Can “Conversations at altitude” stimulate food and wine? The signature menus of the starred chefs Alessandro Gilmozzi and Marco Galtarossa

Conversations at altitudeit can suggest gastronomic stimuli? The answer is yes: when conversing on themes and ways to explore perceptions, stimuli and narration of the high lands (Article here) it is necessary to also focus on the delicious aspect that the mountains offer. If then the debate takes place in the hall of the new Felicetti pasta factory, the combination between the level of altitude in the Dolomites and that of the prestige of signature cuisine is inevitable. With pasta interpreted by chefs with an Alpine version of cuisine, creative, in some ways unusual, almost provocative, but respectful of raw materials that recall the values ​​of high altitudes.

Cuisine also in synergy with the word “conversation”, the term relaunches the comparison, the exchange of ways to interpret food, memories and references for a sensoriality all to be enjoyed. Taking advantage of some strictly “house” pasta shapes for the event.

So the pasta was poured into the dishes, interpreting the style and genius of two renowned chefs, engaged for the occasion in a four-handed proposal. An exceptional duo: Alessandro Gilmozzi, chef at El Molin in Cavalese – one Michelin star and one green star – with the young man Marco Galtarossa, star chef of Villa Elenain Bergamo Alta, with a kitchen brigade promoted by Enrico Bartoliniaward-winning (13 stars out of its 8 restaurants) and protagonist of Italian cuisine.
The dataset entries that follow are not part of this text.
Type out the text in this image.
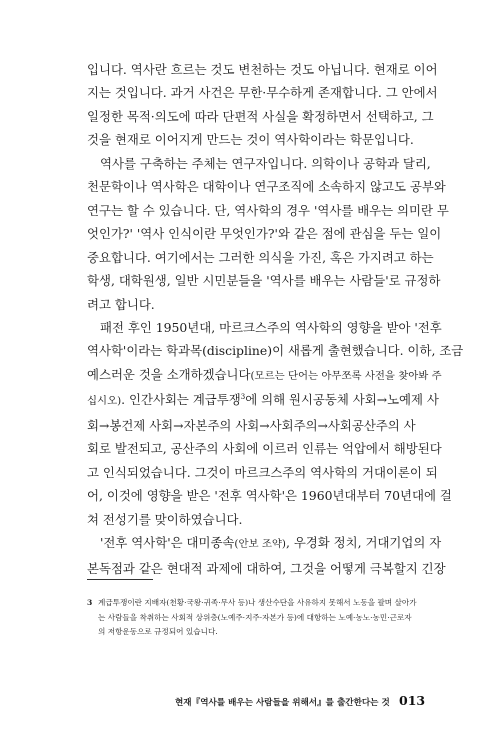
입니다. 역사란 흐르는 것도 변천하는 것도 아닙니다. 현재로 이어
지는 것입니다. 과거 사건은 무한·무수하게 존재합니다. 그 안에서
일정한 목적·의도에 따라 단편적 사실을 확정하면서 선택하고, 그
것을 현재로 이어지게 만드는 것이 역사학이라는 학문입니다.

역사를 구축하는 주체는 연구자입니다. 의학이나 공학과 달리,
천문학이나 역사학은 대학이나 연구조직에 소속하지 않고도 공부와
연구는 할 수 있습니다. 단, 역사학의 경우 '역사를 배우는 의미란 무
엇인가?' '역사 인식이란 무엇인가?'와 같은 점에 관심을 두는 일이
중요합니다. 여기에서는 그러한 의식을 가진, 혹은 가지려고 하는
학생, 대학원생, 일반 시민분들을 '역사를 배우는 사람들'로 규정하
려고 합니다.

패전 후인 1950년대, 마르크스주의 역사학의 영향을 받아 '전후
역사학'이라는 학과목(discipline)이 새롭게 출현했습니다. 이하, 조금
예스러운 것을 소개하겠습니다(모르는 단어는 아무쪼록 사전을 찾아봐 주
십시오). 인간사회는 계급투쟁$^3$에 의해 원시공동체 사회→노예제 사
회→봉건제 사회→자본주의 사회→사회주의→사회공산주의 사
회로 발전되고, 공산주의 사회에 이르러 인류는 억압에서 해방된다
고 인식되었습니다. 그것이 마르크스주의 역사학의 거대이론이 되
어, 이것에 영향을 받은 '전후 역사학'은 1960년대부터 70년대에 걸
쳐 전성기를 맞이하였습니다.

'전후 역사학'은 대미종속(안보 조약), 우경화 정치, 거대기업의 자
본독점과 같은 현대적 과제에 대하여, 그것을 어떻게 극복할지 긴장

3 계급투쟁이란 지배자(천황·국왕·귀족·무사 등)나 생산수단을 사유하지 못해서 노동을 팔며 살아가
는 사람들을 착취하는 사회적 상위층(노예주·지주·자본가 등)에 대항하는 노예·농노·농민·근로자
의 저항운동으로 규정되어 있습니다.
현재『역사를 배우는 사람들을 위해서』를 출간한다는 것 013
Two chefs who deliberately have interpreted the mountain without resorting to usual ingredients such as polenta, goulash, strudel and other valid culinary interpretations: Gilmozzi and Galtarossa aimed to make specifically pasta-based dishes delicious.

A sequence that starts with Cannellone made from Monograno pasta, ricotta and wild herbs, followed by pasta macarons, wild asparagus and verbena. Appetizers which preceded both the one with old-fashioned Stracchino, truffle and gold, then a Tartelletta with sheep marinated in spices, fermented strawberries and rhubarb. Trio concluded with arctic char, fir and watercress tartare with mountain pine crisps.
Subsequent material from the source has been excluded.